Being pregnant while living with CF presents several risks and complications that can affect both the birthing parent and the baby. These include:

  • Respiratory complications: The increased respiratory demands of pregnancy can affect lung function and increase the risk of infections.
  • Nutritional challenges: CF makes it difficult to maintain optimal nutrition. Therefore, a person may require dietary support to meet the increased nutritional demands of pregnancy.
  • Gestational diabetes: Women with CF are more likely to develop gestational diabetes during pregnancy. This can lead to complications, such as high birth weight, premature birth, and respiratory distress in the newborn.
  • Preterm labor and delivery: CF increases the risk of preterm labor and delivery, which can cause respiratory distress, underdeveloped organs, and long-term health issues for the newborn.
  • Low birth weight: Infants may have lower birth weights due to maternal malnutrition or other pregnancy complications. Low birth weight can lead to difficulties with feeding, slower growth, and increased susceptibility to infections.
  • Complications related to medications: Some medications that manage CF may not be safe during pregnancy.

If a person with CF is pregnant, their healthcare team will conduct regular testing and assessments to ensure both the individual and fetus are healthy.

These may include:

  • lung function tests
  • Burkholderia cepacia infection testing
  • nutritional status
  • liver and kidney function testing
  • mental health screening
  • gestational diabetes monitoring

A person may also have tests to see if they have passed CF to the baby.

The two prenatal tests that can show if a baby is likely to have CF:

  • Chorionic villus sampling (CVS): This involves taking a sample of placental tissue between the 10th and 13th weeks of pregnancy.
  • Amniocentesis: This involves taking a sample of amniotic fluid surrounding the baby between the 15th and 20th weeks of pregnancy.

Extra care during pregnancy ensures the best possible outcome. While a person should always consult a doctor first, they may find it helpful to consider the following tips:

  • Attend regular prenatal appointments: Regular checkups allow for appropriate health monitoring and management of existing health issues.
  • Maintain proper nutrition: If eating enough is challenging, consider drinking nutritional supplements. A person should consult their healthcare team for personalized recommendations.
  • Consider vitamin and mineral supplements: Ask a healthcare professional if they recommend vitamin and mineral supplements during pregnancy.
  • Stay active with gentle exercise: Engage in regular, low-impact activities, such as walking or swimming.
  • Care for mental health: Address any emotional concerns by asking for support from friends, family, and mental health professionals, if needed.
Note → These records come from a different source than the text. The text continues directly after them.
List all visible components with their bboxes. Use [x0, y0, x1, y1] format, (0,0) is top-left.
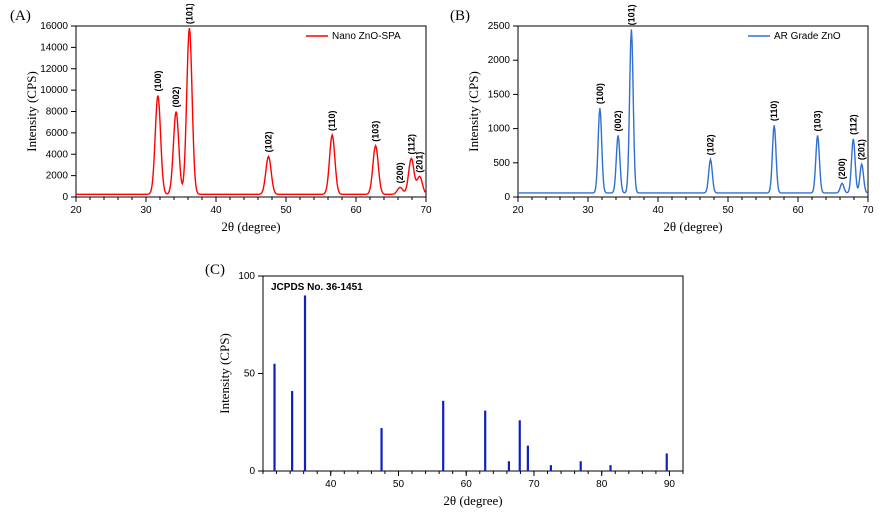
- svg-text:40: 40: [652, 205, 664, 216]
- svg-text:50: 50: [280, 205, 292, 216]
- svg-text:6000: 6000: [46, 128, 69, 139]
- svg-text:0: 0: [62, 192, 68, 203]
- svg-text:12000: 12000: [40, 64, 68, 75]
- svg-text:30: 30: [140, 205, 152, 216]
- svg-text:60: 60: [792, 205, 804, 216]
- svg-text:(200): (200): [837, 158, 847, 179]
- svg-text:10000: 10000: [40, 85, 68, 96]
- svg-text:(200): (200): [395, 162, 405, 183]
- svg-text:(103): (103): [371, 121, 381, 142]
- svg-text:JCPDS No. 36-1451: JCPDS No. 36-1451: [271, 282, 363, 293]
- svg-text:70: 70: [420, 205, 432, 216]
- svg-text:(102): (102): [706, 134, 716, 155]
- svg-text:(002): (002): [613, 110, 623, 131]
- svg-text:2000: 2000: [488, 55, 511, 66]
- svg-text:(201): (201): [857, 139, 867, 160]
- svg-text:2000: 2000: [46, 171, 69, 182]
- svg-text:90: 90: [664, 479, 676, 490]
- svg-text:Nano ZnO-SPA: Nano ZnO-SPA: [332, 31, 401, 42]
- svg-text:50: 50: [244, 369, 256, 380]
- svg-text:80: 80: [596, 479, 608, 490]
- svg-text:(100): (100): [153, 70, 163, 91]
- svg-text:2θ (degree): 2θ (degree): [663, 219, 722, 234]
- svg-text:14000: 14000: [40, 42, 68, 53]
- panel-c-chart: 40 50 60 70 80 90 0 50 100 2θ (degree) Intensity (…: [215, 258, 695, 513]
- svg-text:8000: 8000: [46, 107, 69, 118]
- svg-text:2θ (degree): 2θ (degree): [221, 219, 280, 234]
- svg-text:(103): (103): [813, 110, 823, 131]
- panel-a-chart: 20 30 40 50 60 70 0 2000 4000 6000 8000 10000 12000 1…: [18, 4, 438, 239]
- svg-text:70: 70: [528, 479, 540, 490]
- svg-text:Intensity (CPS): Intensity (CPS): [217, 333, 232, 414]
- svg-text:500: 500: [493, 158, 510, 169]
- svg-text:(102): (102): [264, 131, 274, 152]
- svg-text:40: 40: [325, 479, 337, 490]
- svg-text:30: 30: [582, 205, 594, 216]
- svg-text:(101): (101): [184, 4, 194, 24]
- svg-text:50: 50: [722, 205, 734, 216]
- svg-text:0: 0: [249, 466, 255, 477]
- svg-text:(112): (112): [406, 134, 416, 155]
- svg-text:20: 20: [512, 205, 524, 216]
- svg-text:60: 60: [350, 205, 362, 216]
- svg-text:20: 20: [70, 205, 82, 216]
- svg-text:2500: 2500: [488, 21, 511, 32]
- svg-text:Intensity (CPS): Intensity (CPS): [466, 71, 481, 152]
- svg-text:(002): (002): [171, 86, 181, 107]
- svg-text:16000: 16000: [40, 21, 68, 32]
- svg-text:(101): (101): [626, 4, 636, 25]
- svg-text:4000: 4000: [46, 149, 69, 160]
- svg-text:1000: 1000: [488, 124, 511, 135]
- panel-b-chart: 20 30 40 50 60 70 0 500 1000 1500 2000 2500 2θ (degr…: [460, 4, 880, 239]
- svg-text:60: 60: [461, 479, 473, 490]
- svg-text:(110): (110): [327, 110, 337, 131]
- svg-text:50: 50: [393, 479, 405, 490]
- svg-text:2θ (degree): 2θ (degree): [443, 493, 502, 508]
- svg-text:40: 40: [210, 205, 222, 216]
- svg-text:Intensity (CPS): Intensity (CPS): [24, 71, 39, 152]
- svg-text:(201): (201): [415, 152, 425, 173]
- svg-text:100: 100: [238, 271, 255, 282]
- svg-text:70: 70: [862, 205, 874, 216]
- svg-text:AR Grade ZnO: AR Grade ZnO: [774, 31, 841, 42]
- svg-text:(110): (110): [769, 101, 779, 122]
- svg-text:0: 0: [504, 192, 510, 203]
- svg-text:1500: 1500: [488, 89, 511, 100]
- svg-text:(100): (100): [595, 83, 605, 104]
- svg-text:(112): (112): [848, 114, 858, 135]
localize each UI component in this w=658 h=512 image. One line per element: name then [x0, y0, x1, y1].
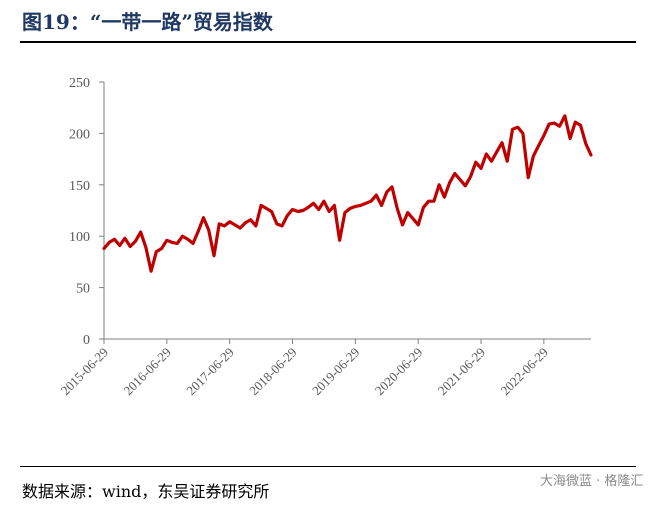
x-tick-label: 2017-06-29 [183, 345, 237, 399]
y-tick-label: 150 [69, 179, 90, 194]
y-tick-label: 50 [76, 282, 90, 297]
y-tick-label: 250 [69, 76, 90, 91]
figure-title: 图19：“一带一路”贸易指数 [22, 10, 273, 34]
chart-axes [99, 81, 591, 344]
bottom-rule [20, 466, 636, 467]
watermark-text: 大海微蓝 · 格隆汇 [540, 474, 644, 489]
top-rule [20, 41, 636, 43]
x-tick-label: 2019-06-29 [309, 345, 363, 399]
y-tick-label: 0 [83, 333, 90, 348]
y-tick-label: 200 [69, 127, 90, 142]
line-chart: 0 50 100 150 200 250 2015-06-29 2016-06-29 2017… [58, 76, 593, 399]
x-tick-label: 2020-06-29 [372, 345, 426, 399]
y-axis-tick-labels: 0 50 100 150 200 250 [69, 76, 90, 348]
series-group [102, 114, 593, 273]
series-line-0 [102, 114, 593, 273]
x-tick-label: 2022-06-29 [497, 345, 551, 399]
x-tick-label: 2018-06-29 [246, 345, 300, 399]
x-tick-label: 2021-06-29 [435, 345, 489, 399]
x-tick-label: 2016-06-29 [120, 345, 174, 399]
y-tick-label: 100 [69, 230, 90, 245]
data-source-note: 数据来源：wind，东吴证券研究所 [22, 482, 270, 501]
x-axis-tick-labels: 2015-06-29 2016-06-29 2017-06-29 2018-06-29… [58, 345, 551, 399]
x-tick-label: 2015-06-29 [58, 345, 112, 399]
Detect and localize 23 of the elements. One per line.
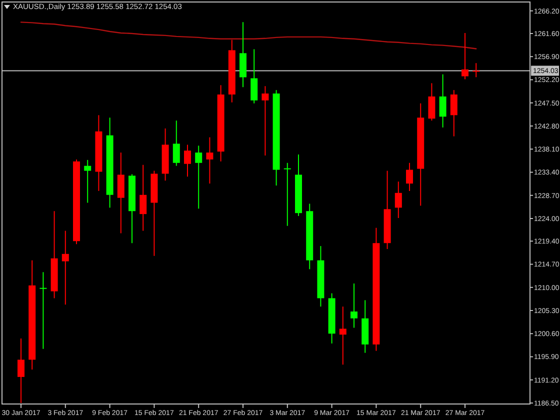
candlestick bbox=[18, 338, 24, 404]
candlestick bbox=[62, 230, 69, 306]
candlestick bbox=[472, 62, 480, 78]
candlestick bbox=[406, 162, 413, 192]
candlestick bbox=[117, 152, 124, 234]
candlestick bbox=[428, 82, 436, 122]
line-series bbox=[20, 22, 477, 50]
candlestick bbox=[184, 144, 191, 178]
candlestick bbox=[350, 282, 358, 328]
candlestick bbox=[206, 136, 214, 184]
candlestick bbox=[262, 86, 269, 156]
candlestick bbox=[439, 74, 446, 128]
candlestick bbox=[450, 90, 458, 137]
candlestick bbox=[84, 159, 92, 204]
candlestick bbox=[339, 306, 346, 366]
candlestick bbox=[40, 272, 47, 350]
candlestick bbox=[284, 162, 291, 226]
candlestick bbox=[394, 181, 402, 219]
candlestick bbox=[195, 145, 202, 210]
candlestick bbox=[172, 120, 180, 166]
candlestick bbox=[140, 164, 147, 232]
candlestick bbox=[462, 32, 468, 80]
candlestick bbox=[250, 48, 258, 104]
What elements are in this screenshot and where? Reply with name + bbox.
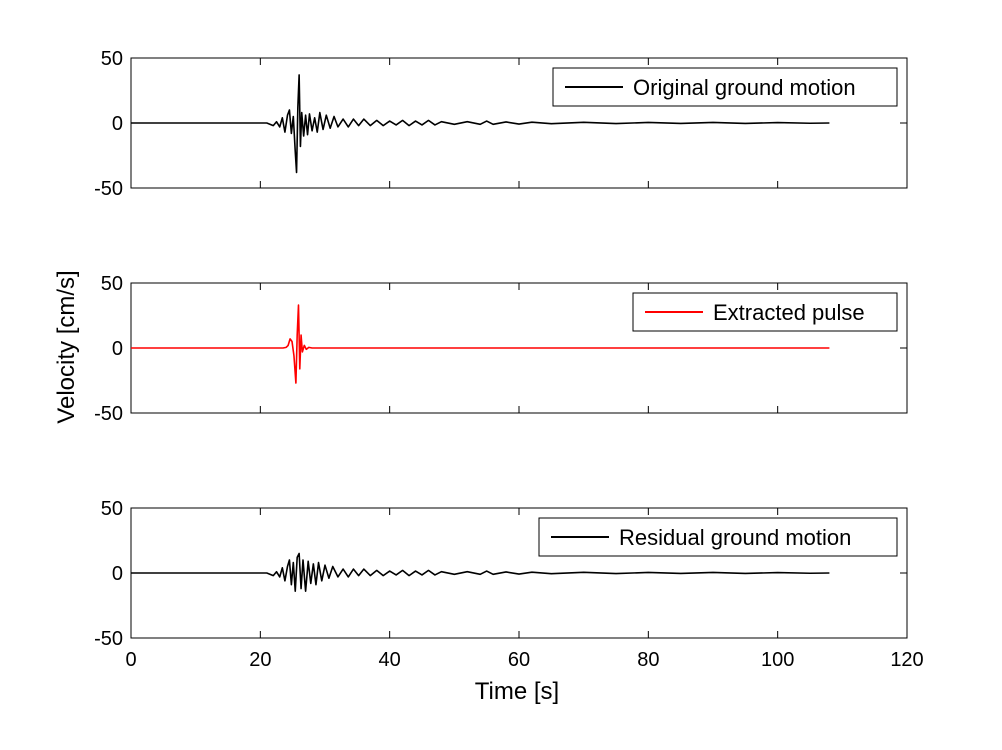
y-axis-label: Velocity [cm/s] [53,270,80,423]
x-axis-label: Time [s] [475,678,559,705]
series-line [131,552,830,593]
legend-label: Extracted pulse [713,300,865,325]
subplot-2: 50 0 -50 Extracted pulse [94,273,908,425]
legend-label: Original ground motion [633,75,856,100]
x-tick-label: 0 [125,649,136,671]
y-tick-label: 50 [101,498,123,520]
y-tick-label: 0 [112,113,123,135]
y-tick-label: -50 [94,628,123,650]
x-tick-label: 20 [249,649,271,671]
legend: Residual ground motion [538,517,898,557]
legend: Extracted pulse [632,292,898,332]
x-tick-label: 40 [379,649,401,671]
y-tick-label: 0 [112,338,123,360]
legend-label: Residual ground motion [619,525,851,550]
x-tick-label: 120 [890,649,923,671]
y-tick-label: 50 [101,48,123,70]
y-tick-label: -50 [94,403,123,425]
series-line [131,74,830,174]
x-tick-label: 80 [637,649,659,671]
y-tick-label: -50 [94,178,123,200]
subplot-1: 50 0 -50 Original ground motion [94,48,908,200]
series-line [131,304,830,384]
legend: Original ground motion [552,67,898,107]
x-tick-label: 100 [761,649,794,671]
x-tick-label: 60 [508,649,530,671]
y-tick-label: 0 [112,563,123,585]
y-tick-label: 50 [101,273,123,295]
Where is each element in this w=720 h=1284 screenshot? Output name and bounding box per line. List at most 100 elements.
A person may find it helpful to ask the following questions when discussing pregnancy with a doctor:

  • How will CF affect my pregnancy and my baby’s health?
  • Are there any specific tests or screenings I should have before trying to conceive or during my pregnancy?
  • How often should I schedule prenatal appointments with my CF healthcare team and my obstetrician?
  • Are there any medications that I should stop taking or adjust during pregnancy?
  • What is the recommended nutritional plan to ensure I meet the increased demands of pregnancy?
  • How will my CF affect my ability to breastfeed?

Although it can be more difficult to get pregnant, people with CF can conceive both naturally and with the help of fertility treatments. People can have successful pregnancies and births by working closely with and following the guidance of a healthcare team.

Prioritizing proper nutrition, engaging in gentle exercise, managing existing health conditions, and attending regular prenatal visits are essential for a healthy pregnancy.

Remember to ask questions, seek support, and stay informed throughout the process to ensure the best possible outcome.